Posted by: admin November 1, 2017 Leave a comment

Questions:

I am looking for the best way (fast and elegant) to get a random boolean in python (flip a coin).

For the moment I am using random.randint(0, 1) or random.getrandbits(1).

Are there better choices that I am not aware of?

Answers:

Adam’s answer is quite fast, but I found that random.getrandbits(1) to be quite a lot faster. If you really want a boolean instead of a long then

bool(random.getrandbits(1))

is still about twice as fast as random.choice([True, False])

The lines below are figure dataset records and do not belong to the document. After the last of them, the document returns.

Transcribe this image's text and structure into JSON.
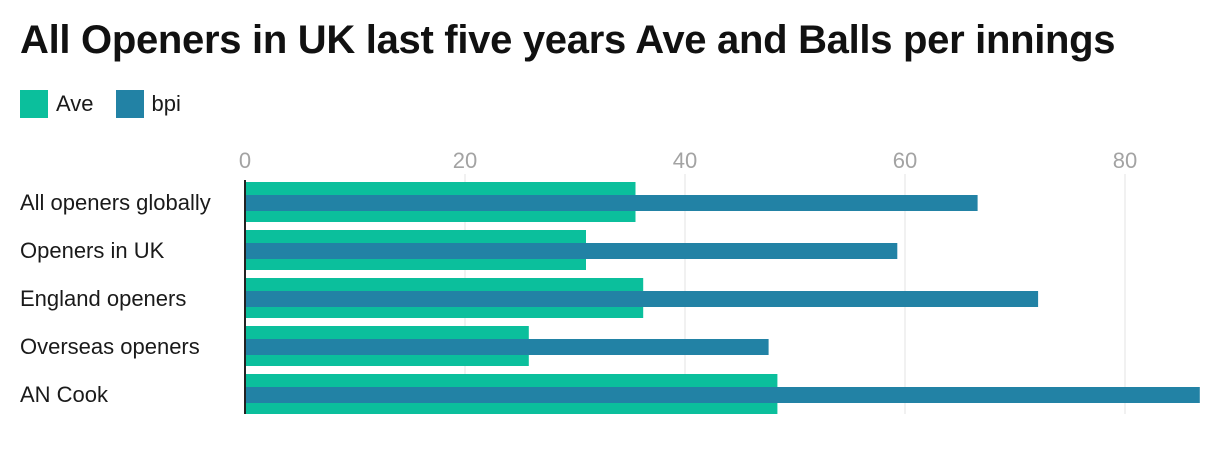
{
  "chart_data": {
    "type": "bar",
    "orientation": "horizontal",
    "title": "All Openers in UK last five years Ave and Balls per innings",
    "categories": [
      "All openers globally",
      "Openers in UK",
      "England openers",
      "Overseas openers",
      "AN Cook"
    ],
    "series": [
      {
        "name": "Ave",
        "color": "#0bbf9c",
        "values": [
          35.5,
          31,
          36.2,
          25.8,
          48.4
        ]
      },
      {
        "name": "bpi",
        "color": "#2282a5",
        "values": [
          66.6,
          59.3,
          72.1,
          47.6,
          86.8
        ]
      }
    ],
    "xlim": [
      0,
      87
    ],
    "xticks": [
      "0",
      "20",
      "40",
      "60",
      "80"
    ],
    "grid": true,
    "legend_position": "top-left"
  }
}
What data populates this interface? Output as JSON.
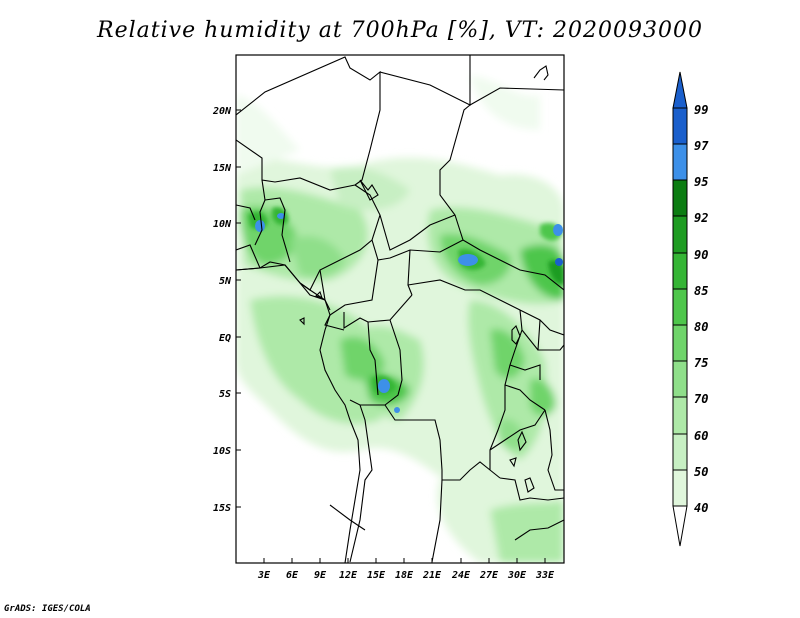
{
  "title": "Relative humidity at 700hPa [%], VT: 2020093000",
  "credit": "GrADS: IGES/COLA",
  "lat_labels": [
    "20N",
    "15N",
    "10N",
    "5N",
    "EQ",
    "5S",
    "10S",
    "15S"
  ],
  "lon_labels": [
    "3E",
    "6E",
    "9E",
    "12E",
    "15E",
    "18E",
    "21E",
    "24E",
    "27E",
    "30E",
    "33E"
  ],
  "colorbar_labels": [
    "40",
    "50",
    "60",
    "70",
    "75",
    "80",
    "85",
    "90",
    "92",
    "95",
    "97",
    "99"
  ],
  "colors": {
    "c40": "#f0fbef",
    "c50": "#e0f6dc",
    "c60": "#c7efc3",
    "c70": "#aee9a8",
    "c75": "#8fdf8a",
    "c80": "#6fd46a",
    "c85": "#4ec64b",
    "c90": "#35b535",
    "c92": "#1e9c22",
    "c95": "#0c7d12",
    "c97": "#3d90e8",
    "c99": "#1a5fcc"
  }
}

If utmost speed isn’t to priority then random.choice definitely reads better

$ python -m timeit -s "import random" "random.choice([True, False])"
1000000 loops, best of 3: 0.904 usec per loop
$ python -m timeit -s "import random" "random.choice((True, False))" 
1000000 loops, best of 3: 0.846 usec per loop
$ python -m timeit -s "import random" "random.getrandbits(1)"
1000000 loops, best of 3: 0.286 usec per loop
$ python -m timeit -s "import random" "bool(random.getrandbits(1))"
1000000 loops, best of 3: 0.441 usec per loop
$ python -m timeit -s "import random" "not random.getrandbits(1)"
1000000 loops, best of 3: 0.308 usec per loop
$ python -m timeit -s "from random import getrandbits" "not getrandbits(1)"
1000000 loops, best of 3: 0.262 usec per loop  # not takes about 20us of this

Added this one after seeing @Pavel’s answer

$ python -m timeit -s "from random import random" "random() < 0.5"
10000000 loops, best of 3: 0.115 usec per loop

Questions:
Answers:
random.choice([True, False])

would also work.

Questions:
Answers:

Found a faster method:

$ python -m timeit -s "from random import getrandbits" "not getrandbits(1)"
10000000 loops, best of 3: 0.222 usec per loop
$ python -m timeit -s "from random import random" "True if random() > 0.5 else False"
10000000 loops, best of 3: 0.0786 usec per loop
$ python -m timeit -s "from random import random" "random() > 0.5"
10000000 loops, best of 3: 0.0579 usec per loop

Questions:
Answers:

If you want to generate a number of random booleans you could use numpy’s random module. From the documentation

np.random.randint(2, size=10)

will return 10 random uniform integers in the open interval [0,2). The size keyword specifies the number of values to generate.

Questions:
Answers:

I like

 np.random.rand() > .5

Questions:
Answers:

A new take on this question would involve the use of Faker which you can install easily with pip.

from faker import Factory

#----------------------------------------------------------------------
def create_values(fake):
    """"""
    print fake.boolean(chance_of_getting_true=50) # True
    print fake.random_int(min=0, max=1) # 1

if __name__ == "__main__":
    fake = Factory.create()
    create_values(fake)